Aus der Predigt von Bischof Gregor Maria Hanke OSB beim Lichtmessgottesdienst am 2. Februar im Eichstätter Dom:

„... Jesus gehörte zum Volk des Bundes, den Gott Abraham und seinen Nachkommen verheißen hat. Durch Gebet und durch die Unterweisung im Wort Gottes, durch die Glaubenspraxis gemäß der Tradition der Väter lernte Jesus von Nazareth als Heranwachsender, Gott seinen Vater zu nennen. Schließlich konnte er die in seinem Inneren vorhandene göttliche Sendung auch als Mensch ergreifen und mit Vollmacht auftreten.

Die Botschaft vom Heil richtete er an sein Volk, das Träger der Verheißung war, ehe sich der Weg der Erlösung allen Völkern öffnete. Paulus verwendet im Römerbrief ein Bild dafür. Er vergleicht Israel mit einem Ölbaum, in den die Kirche aus den Heiden in Christus eingepfropft wurde.

Das Zweite Vatikanische Konzil erinnert an das Erbe, das die Kirche mit den Juden gemeinsam hat. Vor allem zum Israel des Glaubens, aber auch zur Geschichte des ganzen jüdischen Volkes stehen wir Christen bleibend in einer besonderen Beziehung. Das hat Papst Benedikt XVI. in einer Reihe von Reden während des Jahres 2008 immer wieder hervorgehoben. Er nahm Bezug auf die Ausführungen im Römerbrief und auf das Dokument Nostra aetate des Zweiten Vatikanums.
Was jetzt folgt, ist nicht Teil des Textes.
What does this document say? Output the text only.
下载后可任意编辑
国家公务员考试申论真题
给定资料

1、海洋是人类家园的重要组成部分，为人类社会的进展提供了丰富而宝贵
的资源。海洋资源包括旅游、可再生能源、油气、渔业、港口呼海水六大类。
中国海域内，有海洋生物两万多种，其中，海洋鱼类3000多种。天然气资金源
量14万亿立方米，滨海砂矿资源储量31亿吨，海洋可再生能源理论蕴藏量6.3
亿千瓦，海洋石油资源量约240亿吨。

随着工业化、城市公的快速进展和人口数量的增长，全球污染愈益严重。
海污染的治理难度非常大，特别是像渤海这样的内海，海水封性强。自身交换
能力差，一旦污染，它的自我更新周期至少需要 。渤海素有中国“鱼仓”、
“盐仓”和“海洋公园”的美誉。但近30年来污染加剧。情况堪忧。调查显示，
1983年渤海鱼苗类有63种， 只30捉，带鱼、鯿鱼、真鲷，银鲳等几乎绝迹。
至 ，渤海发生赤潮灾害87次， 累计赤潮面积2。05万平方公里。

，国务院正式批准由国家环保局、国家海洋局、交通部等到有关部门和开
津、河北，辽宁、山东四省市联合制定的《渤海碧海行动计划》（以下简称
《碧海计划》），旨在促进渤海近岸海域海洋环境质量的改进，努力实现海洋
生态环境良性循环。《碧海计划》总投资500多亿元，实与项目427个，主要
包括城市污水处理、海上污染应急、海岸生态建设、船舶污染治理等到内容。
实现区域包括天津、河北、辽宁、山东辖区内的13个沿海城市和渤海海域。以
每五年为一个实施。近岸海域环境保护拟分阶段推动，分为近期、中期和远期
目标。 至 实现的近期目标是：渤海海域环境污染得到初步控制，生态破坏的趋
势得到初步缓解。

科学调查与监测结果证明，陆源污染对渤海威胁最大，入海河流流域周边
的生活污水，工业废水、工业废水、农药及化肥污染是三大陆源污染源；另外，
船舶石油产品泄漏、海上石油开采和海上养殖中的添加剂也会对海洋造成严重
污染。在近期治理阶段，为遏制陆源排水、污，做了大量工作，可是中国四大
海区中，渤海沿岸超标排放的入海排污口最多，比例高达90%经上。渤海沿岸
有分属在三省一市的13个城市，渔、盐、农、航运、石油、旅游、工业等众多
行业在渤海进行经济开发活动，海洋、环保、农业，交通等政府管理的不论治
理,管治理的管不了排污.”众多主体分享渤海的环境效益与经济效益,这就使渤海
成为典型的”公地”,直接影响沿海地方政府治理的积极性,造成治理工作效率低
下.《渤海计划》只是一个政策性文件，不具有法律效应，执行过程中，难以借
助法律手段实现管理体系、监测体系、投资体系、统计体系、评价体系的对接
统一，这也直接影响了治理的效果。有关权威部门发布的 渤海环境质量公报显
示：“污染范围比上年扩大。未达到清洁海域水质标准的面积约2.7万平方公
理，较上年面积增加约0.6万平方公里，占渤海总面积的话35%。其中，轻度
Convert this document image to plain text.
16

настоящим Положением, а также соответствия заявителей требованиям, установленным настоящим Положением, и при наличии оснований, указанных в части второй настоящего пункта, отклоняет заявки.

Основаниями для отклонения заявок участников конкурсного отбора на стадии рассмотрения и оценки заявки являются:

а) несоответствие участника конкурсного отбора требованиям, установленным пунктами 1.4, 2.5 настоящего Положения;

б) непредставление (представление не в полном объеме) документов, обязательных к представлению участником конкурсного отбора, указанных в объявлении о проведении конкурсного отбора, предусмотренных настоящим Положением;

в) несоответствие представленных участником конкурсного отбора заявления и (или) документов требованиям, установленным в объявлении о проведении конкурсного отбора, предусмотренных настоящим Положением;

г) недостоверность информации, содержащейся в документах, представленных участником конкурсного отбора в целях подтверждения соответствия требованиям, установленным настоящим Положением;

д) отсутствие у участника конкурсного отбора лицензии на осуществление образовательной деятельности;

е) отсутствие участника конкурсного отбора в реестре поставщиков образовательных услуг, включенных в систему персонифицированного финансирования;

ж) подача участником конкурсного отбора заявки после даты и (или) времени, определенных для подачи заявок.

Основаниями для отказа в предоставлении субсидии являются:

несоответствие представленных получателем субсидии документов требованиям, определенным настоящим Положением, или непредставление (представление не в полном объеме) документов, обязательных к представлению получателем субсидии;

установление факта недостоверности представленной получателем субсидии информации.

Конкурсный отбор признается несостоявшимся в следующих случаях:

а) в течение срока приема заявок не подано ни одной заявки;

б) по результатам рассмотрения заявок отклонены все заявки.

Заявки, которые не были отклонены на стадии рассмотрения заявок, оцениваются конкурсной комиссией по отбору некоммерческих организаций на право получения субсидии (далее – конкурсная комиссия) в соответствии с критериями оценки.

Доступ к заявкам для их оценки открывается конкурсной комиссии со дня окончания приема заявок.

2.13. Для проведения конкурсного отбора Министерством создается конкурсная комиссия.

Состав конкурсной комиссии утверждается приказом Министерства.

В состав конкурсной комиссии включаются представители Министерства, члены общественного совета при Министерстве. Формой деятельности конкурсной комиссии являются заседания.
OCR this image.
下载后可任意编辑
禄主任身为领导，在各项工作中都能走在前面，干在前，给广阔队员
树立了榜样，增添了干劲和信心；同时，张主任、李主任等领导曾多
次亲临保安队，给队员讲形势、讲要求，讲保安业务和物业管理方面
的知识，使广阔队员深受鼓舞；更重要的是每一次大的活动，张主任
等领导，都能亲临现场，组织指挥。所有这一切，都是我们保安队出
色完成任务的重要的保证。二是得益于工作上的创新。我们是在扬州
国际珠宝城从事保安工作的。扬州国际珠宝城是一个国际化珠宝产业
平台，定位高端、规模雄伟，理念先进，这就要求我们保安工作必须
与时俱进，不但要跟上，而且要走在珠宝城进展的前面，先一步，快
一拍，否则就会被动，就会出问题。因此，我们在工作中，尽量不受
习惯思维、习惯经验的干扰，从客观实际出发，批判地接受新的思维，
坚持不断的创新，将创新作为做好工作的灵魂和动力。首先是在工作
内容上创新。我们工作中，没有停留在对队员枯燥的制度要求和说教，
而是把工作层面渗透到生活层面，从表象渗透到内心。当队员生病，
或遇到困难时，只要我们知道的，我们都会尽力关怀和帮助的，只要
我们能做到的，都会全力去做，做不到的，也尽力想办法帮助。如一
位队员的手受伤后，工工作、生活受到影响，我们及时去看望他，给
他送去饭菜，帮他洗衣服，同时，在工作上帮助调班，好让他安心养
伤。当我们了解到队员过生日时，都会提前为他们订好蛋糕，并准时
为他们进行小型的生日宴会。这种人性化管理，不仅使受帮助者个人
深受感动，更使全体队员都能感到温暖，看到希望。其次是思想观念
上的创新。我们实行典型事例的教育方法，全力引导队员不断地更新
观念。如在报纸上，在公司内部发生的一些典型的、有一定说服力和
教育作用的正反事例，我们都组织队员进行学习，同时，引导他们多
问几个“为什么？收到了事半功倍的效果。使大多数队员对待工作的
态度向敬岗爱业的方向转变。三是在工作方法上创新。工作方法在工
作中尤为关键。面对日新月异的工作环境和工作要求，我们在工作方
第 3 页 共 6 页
Früher schon warnte er davor, die Schoah, die Schrecken des Holocaust minimieren zu wollen, da dies einer Verharmlosung des Bösen gleichkäme. Bei seinem Besuch in Australien im zurückliegenden Jahr griff er in einer Rede vor jüdischen Repräsentanten das Wort des großen Theologen Lubac auf: antisemitisch sein bedeutet auch antichristlich sein. (vgl. Osservatore Romano, 30. Januar 2009, Nr. 5, S. 6)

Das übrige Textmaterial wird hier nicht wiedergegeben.